Well, the heaviest, if not the biggest. It was little league and they capped the weight limit at 175 pounds and I was right at the limit. All of the linemen were supposed to be.
I was the biggest guy on the football team, but I kept flinching, flinching. D-linemen would fly by me, linebackers would jump over me, and this one free safety would run right through me. And I kept flinching, flinching.
My coach would yell, grab my helmet and yell "What are you so afraid of? You're the biggest guy out here and you're covered with armor. What are you so afraid of?"
Coaches have to yell, I think. Somewhere in a closet under the stairs there's an official rule book that requires coaches to yell if they want to get through to their players.
I was afraid of a lot. I was afraid of getting hurt, sure. But I was mostly afraid of my teammates. This was Police Athletic League football, rough football, football for kids whose parents got their gear at thrift stores. And I had the lightest skin on the team. I stood out.
I was afraid that I would block well, play well, get praise from the coach and get jumped while waiting for my mom to pick me up after practice. I didn't know my teammates, I didn't live near them, I didn't know they would never do something like that to me.
Then something happened. There were race riots in St. Petersburg on a Friday night. Some white police officer shot an 18-year-old black kid. The next day, we nervously showed up for the PAL game. One of my teammate's fathers met us at our car. He gave me a hug and thanked us for coming to the game. He sat next to my parents in the stands and protected them by his presence. I was on the field, so I prayed and became less afraid.
I had been afraid that they would hurt me because I wasn't like them. That was a fear, a big one. God wanted me to name that fear and he had a bigger purpose than interracial sportsmanship.

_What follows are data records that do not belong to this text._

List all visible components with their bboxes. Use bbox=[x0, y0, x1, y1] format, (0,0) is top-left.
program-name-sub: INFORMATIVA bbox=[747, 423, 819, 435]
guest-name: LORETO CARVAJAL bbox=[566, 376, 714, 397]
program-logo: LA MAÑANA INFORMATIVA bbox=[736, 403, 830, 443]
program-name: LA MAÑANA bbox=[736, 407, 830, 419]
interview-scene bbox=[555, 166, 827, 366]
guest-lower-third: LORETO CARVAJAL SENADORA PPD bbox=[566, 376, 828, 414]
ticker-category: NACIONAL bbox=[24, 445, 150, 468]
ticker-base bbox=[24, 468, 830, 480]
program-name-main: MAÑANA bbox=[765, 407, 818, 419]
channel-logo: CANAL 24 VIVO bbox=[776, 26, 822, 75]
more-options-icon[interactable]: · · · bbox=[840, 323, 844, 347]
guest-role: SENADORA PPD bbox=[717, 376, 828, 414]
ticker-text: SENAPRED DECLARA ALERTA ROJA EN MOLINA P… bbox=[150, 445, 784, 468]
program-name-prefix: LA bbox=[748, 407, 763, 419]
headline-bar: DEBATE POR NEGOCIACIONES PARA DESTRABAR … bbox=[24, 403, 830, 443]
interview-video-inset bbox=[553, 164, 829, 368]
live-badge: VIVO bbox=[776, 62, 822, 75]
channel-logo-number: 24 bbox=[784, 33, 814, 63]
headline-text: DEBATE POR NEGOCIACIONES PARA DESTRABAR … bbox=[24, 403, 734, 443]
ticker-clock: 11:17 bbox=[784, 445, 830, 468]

Brenda asked us to name our fears, to identify them, bring them into the open. Hidden, unidentified, unnamed fears are hard to abandon. They cause us to do things that seem rational and justifiable but are also non-incarnational. They must be named as we start to present a credible witness to the gospel of Jesus, as we start to tear down walls and barriers between people.
Here're some of the fears Brenda has encountered on her journey...
...I can't change anything
...I can't change everything
...I'll be overwhelmed
...I can't identify with these people
...I'm not worthy
Can you see how these fears - unnamed - would keep us from starting where we are?